Posted in Fun Friday
October 31st, 2009 | 7 Comments »

Picture 10Learn Japanese Pod is four years old! Happy birthday to us! Four years, three apartments, two mac books and one relationship later, here we are still making podcasts for all you eager students of Japanese. I had no idea LJP would become such a great place to meet people interested Japanese and Japan. We’ve made some great friends and had a great deal of fun along the way.

Learn Japanese Pod started out under the vaguest and most pathetic of plans: “I guess I’ll just do it for a laugh”. So here’s to vague and pathetic plans.
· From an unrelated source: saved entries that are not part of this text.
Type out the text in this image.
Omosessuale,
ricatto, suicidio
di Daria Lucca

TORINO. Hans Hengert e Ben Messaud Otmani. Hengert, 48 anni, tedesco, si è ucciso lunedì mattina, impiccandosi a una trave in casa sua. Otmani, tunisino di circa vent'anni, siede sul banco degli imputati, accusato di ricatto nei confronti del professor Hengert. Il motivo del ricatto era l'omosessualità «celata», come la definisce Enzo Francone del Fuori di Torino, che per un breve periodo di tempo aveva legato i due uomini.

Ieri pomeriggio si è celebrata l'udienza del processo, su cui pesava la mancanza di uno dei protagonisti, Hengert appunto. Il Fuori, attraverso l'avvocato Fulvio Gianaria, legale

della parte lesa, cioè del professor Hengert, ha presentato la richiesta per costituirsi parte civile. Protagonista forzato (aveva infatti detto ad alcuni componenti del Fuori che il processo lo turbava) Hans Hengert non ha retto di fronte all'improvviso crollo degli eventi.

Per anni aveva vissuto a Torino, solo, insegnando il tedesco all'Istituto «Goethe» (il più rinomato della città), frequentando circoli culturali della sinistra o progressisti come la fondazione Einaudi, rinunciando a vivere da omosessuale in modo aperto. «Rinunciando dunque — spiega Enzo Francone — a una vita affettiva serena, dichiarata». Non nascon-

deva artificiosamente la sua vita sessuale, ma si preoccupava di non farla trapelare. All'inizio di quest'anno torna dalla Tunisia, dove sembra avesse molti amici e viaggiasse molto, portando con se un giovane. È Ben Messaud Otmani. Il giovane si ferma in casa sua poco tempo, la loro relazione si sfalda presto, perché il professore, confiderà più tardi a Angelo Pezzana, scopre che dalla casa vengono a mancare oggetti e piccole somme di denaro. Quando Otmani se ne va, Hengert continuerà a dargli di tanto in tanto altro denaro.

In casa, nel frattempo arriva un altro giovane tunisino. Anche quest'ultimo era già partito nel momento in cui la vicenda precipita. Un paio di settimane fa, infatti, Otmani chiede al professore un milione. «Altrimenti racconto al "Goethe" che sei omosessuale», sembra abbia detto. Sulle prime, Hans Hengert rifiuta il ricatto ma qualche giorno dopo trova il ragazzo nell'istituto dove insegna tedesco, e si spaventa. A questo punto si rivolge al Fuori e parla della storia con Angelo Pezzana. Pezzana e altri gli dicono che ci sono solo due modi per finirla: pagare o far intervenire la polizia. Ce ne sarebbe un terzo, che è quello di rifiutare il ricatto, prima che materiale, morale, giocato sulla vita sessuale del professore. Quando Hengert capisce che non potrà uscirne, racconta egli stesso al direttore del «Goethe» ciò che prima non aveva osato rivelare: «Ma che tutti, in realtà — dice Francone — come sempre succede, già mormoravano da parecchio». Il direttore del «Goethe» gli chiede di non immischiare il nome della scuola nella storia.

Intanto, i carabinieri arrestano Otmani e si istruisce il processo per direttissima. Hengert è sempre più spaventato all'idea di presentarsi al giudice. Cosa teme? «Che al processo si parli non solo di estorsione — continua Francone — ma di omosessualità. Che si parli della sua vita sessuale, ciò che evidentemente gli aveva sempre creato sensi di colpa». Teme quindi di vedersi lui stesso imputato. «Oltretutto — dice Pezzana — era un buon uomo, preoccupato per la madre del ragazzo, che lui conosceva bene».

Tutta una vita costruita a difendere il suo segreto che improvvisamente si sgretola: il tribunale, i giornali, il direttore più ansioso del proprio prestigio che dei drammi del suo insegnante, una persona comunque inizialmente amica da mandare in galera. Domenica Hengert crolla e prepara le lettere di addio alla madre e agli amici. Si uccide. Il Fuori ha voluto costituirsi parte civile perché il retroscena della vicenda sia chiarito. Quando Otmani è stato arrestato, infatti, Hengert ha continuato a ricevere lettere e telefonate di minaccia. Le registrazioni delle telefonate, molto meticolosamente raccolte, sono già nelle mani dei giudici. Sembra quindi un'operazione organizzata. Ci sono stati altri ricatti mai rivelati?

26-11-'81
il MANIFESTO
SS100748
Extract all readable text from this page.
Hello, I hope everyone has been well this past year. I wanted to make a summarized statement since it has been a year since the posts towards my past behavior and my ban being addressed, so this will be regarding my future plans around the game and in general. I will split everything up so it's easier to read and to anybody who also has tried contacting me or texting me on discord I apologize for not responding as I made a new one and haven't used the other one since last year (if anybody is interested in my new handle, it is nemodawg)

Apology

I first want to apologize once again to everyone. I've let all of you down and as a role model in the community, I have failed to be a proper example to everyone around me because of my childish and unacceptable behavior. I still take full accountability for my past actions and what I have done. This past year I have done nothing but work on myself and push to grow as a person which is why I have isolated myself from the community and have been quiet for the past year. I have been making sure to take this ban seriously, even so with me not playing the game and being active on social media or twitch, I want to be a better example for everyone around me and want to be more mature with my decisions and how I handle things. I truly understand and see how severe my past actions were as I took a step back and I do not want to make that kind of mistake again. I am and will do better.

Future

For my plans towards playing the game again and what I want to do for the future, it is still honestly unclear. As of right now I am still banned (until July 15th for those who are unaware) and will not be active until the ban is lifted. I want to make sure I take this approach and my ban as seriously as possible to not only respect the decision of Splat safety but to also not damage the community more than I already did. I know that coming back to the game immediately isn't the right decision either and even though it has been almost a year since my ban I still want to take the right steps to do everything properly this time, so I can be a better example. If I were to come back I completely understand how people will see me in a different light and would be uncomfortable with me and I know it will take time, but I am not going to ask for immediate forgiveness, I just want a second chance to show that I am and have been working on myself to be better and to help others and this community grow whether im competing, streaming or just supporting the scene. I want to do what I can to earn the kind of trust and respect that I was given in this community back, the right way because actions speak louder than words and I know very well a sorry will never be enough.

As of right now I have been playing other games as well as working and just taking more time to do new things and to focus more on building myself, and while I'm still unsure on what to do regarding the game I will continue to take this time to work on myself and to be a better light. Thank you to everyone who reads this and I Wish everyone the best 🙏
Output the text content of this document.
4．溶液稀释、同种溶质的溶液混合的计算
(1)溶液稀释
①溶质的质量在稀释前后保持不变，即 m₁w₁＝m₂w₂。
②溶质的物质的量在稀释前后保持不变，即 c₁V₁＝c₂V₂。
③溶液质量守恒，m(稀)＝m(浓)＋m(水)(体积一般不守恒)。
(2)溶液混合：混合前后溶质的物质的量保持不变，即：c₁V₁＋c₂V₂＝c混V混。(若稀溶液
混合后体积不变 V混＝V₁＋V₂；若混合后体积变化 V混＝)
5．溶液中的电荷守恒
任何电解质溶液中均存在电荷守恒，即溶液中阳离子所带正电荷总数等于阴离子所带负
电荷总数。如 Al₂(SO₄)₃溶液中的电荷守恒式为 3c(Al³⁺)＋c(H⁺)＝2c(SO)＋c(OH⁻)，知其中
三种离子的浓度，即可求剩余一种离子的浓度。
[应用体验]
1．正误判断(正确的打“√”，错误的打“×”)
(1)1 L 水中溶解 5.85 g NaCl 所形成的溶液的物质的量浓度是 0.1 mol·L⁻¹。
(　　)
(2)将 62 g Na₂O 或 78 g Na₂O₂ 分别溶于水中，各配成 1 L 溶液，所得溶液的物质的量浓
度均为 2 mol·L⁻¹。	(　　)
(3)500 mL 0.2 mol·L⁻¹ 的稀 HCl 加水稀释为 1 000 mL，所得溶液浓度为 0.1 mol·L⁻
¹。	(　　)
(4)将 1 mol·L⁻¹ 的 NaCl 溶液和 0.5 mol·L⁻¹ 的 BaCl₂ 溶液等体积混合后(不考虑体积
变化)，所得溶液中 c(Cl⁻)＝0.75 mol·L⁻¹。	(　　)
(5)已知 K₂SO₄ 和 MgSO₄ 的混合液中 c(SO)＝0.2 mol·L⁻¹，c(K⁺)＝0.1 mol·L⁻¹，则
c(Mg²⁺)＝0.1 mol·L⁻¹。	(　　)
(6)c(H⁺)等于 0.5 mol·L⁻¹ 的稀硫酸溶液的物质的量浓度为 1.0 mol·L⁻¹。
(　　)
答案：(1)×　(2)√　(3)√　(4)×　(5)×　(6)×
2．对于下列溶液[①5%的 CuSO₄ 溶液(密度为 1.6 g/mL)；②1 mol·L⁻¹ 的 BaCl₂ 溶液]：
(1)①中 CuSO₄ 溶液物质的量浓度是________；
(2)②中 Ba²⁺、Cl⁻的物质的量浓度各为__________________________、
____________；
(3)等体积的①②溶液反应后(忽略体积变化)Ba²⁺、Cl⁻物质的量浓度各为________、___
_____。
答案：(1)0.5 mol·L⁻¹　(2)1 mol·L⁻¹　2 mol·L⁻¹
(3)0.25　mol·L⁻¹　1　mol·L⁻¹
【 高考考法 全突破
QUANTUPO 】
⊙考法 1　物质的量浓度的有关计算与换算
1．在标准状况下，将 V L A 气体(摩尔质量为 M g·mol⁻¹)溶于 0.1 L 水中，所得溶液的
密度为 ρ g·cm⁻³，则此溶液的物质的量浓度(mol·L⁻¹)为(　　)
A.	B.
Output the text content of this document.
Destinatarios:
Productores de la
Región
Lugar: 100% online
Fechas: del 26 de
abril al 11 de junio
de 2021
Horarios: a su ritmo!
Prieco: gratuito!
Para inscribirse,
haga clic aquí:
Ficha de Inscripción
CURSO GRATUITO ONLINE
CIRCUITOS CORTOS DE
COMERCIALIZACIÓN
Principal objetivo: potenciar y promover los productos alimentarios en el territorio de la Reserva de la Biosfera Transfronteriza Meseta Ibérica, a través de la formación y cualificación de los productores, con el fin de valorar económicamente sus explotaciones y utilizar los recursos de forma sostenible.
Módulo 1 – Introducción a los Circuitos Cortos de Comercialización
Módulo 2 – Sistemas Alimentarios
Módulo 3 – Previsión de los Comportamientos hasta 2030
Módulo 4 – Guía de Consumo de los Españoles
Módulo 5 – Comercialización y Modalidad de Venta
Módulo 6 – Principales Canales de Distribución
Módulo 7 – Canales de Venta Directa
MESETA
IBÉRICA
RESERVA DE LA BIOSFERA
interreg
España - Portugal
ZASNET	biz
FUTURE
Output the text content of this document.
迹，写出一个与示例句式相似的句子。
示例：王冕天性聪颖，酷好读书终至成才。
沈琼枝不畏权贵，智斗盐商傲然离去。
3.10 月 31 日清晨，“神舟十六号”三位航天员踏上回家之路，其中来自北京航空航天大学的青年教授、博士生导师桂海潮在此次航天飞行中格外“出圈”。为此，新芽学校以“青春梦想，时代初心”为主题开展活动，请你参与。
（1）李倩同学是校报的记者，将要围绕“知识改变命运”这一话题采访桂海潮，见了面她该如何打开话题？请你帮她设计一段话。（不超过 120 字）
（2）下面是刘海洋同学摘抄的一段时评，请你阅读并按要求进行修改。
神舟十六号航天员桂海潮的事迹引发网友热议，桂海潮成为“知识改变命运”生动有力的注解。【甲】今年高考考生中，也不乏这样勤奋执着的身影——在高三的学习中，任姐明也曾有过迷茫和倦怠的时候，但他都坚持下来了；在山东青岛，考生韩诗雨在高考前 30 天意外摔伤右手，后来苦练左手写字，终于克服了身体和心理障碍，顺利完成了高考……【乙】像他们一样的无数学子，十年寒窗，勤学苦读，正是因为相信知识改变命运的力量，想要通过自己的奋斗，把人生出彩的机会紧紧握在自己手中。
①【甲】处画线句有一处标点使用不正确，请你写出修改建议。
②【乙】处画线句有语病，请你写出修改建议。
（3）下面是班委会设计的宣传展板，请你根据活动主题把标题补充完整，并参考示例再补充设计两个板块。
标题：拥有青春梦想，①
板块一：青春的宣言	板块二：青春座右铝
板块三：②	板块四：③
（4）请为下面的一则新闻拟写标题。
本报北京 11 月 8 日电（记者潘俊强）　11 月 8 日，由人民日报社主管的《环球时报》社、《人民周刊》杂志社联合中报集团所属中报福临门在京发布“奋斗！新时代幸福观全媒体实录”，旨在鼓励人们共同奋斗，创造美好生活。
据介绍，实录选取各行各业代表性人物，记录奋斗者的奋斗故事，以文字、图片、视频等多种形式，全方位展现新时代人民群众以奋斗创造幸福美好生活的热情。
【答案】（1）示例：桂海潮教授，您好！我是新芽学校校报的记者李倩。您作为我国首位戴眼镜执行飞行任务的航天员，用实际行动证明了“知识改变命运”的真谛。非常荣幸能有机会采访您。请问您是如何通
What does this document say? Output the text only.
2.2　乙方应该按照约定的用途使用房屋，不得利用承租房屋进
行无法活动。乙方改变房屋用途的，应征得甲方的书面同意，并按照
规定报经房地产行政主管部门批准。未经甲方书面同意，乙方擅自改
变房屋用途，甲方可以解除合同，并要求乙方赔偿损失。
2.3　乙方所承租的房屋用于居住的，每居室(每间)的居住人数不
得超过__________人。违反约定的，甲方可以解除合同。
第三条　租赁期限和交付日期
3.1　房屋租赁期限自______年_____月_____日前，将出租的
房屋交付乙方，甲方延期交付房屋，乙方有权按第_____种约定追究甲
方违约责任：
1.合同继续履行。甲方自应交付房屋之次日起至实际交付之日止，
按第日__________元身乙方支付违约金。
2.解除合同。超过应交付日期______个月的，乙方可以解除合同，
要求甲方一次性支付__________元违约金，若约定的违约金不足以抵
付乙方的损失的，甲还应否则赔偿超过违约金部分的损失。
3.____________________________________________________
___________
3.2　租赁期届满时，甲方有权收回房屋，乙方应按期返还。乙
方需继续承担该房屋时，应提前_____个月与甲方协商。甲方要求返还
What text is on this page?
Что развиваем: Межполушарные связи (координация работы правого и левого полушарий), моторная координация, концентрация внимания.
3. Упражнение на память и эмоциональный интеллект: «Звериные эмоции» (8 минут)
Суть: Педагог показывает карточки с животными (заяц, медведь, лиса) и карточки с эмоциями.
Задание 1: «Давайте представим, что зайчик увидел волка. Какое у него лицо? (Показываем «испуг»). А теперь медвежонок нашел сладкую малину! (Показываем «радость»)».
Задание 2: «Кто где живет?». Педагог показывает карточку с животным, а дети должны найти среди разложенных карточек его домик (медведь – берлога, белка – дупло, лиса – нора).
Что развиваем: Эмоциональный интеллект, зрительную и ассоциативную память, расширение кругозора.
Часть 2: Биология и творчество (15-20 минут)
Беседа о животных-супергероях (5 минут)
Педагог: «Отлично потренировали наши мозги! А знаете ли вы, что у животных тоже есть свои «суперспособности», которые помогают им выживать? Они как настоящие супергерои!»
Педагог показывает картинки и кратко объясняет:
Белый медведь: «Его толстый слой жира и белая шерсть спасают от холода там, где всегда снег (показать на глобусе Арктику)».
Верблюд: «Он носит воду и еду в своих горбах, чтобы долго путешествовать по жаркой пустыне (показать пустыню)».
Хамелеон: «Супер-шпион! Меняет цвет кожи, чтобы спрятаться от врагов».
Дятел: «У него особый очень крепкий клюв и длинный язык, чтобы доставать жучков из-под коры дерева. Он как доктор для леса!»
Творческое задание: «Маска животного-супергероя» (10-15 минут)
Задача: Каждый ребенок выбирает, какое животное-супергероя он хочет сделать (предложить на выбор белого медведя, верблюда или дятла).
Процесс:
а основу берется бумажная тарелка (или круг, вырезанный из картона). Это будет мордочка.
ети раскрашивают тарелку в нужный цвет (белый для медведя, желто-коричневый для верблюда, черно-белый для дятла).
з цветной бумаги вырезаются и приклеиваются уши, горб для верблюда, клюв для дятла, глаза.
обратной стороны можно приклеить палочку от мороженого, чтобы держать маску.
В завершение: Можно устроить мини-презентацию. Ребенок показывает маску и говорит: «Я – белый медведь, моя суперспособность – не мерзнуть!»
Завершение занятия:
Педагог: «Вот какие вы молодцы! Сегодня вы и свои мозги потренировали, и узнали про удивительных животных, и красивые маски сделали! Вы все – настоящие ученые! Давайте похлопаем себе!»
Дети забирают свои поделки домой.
And here’s to all of you who listened to the podcast and supported it. Without your help, support, comments and general correspondences LJP would only be a mere shadow of itself and not the gargantuan, green, Tokyo skyscraper munching monster it has become.

As we are on the thankyous, a huge thank you to:

Beb: She made the podcast possible. Let’s face it, you only listen because of her don’t you?

Waka sensei: She spent countless hours recording podcasts, checking the show notes were OK and generally being cute.

Karamoon: He was the tech guy and ideas man for us. On one occassion he single-handedly saved the forums from digital oblivion.

Daniel and Yuki: They’re a cute couple. Daniel has been our audio engineer and Yuki has appeared on various shows teaching us Japanese.

You: yes YOU! Not you! YOU! Another huge shout out to all of you who listened to the show and are interested in Japanese culture.

This list is endless but for those of you who haven’t been mentioned you know who you are. Thank you, thank you, thank you and that’s three thank yous!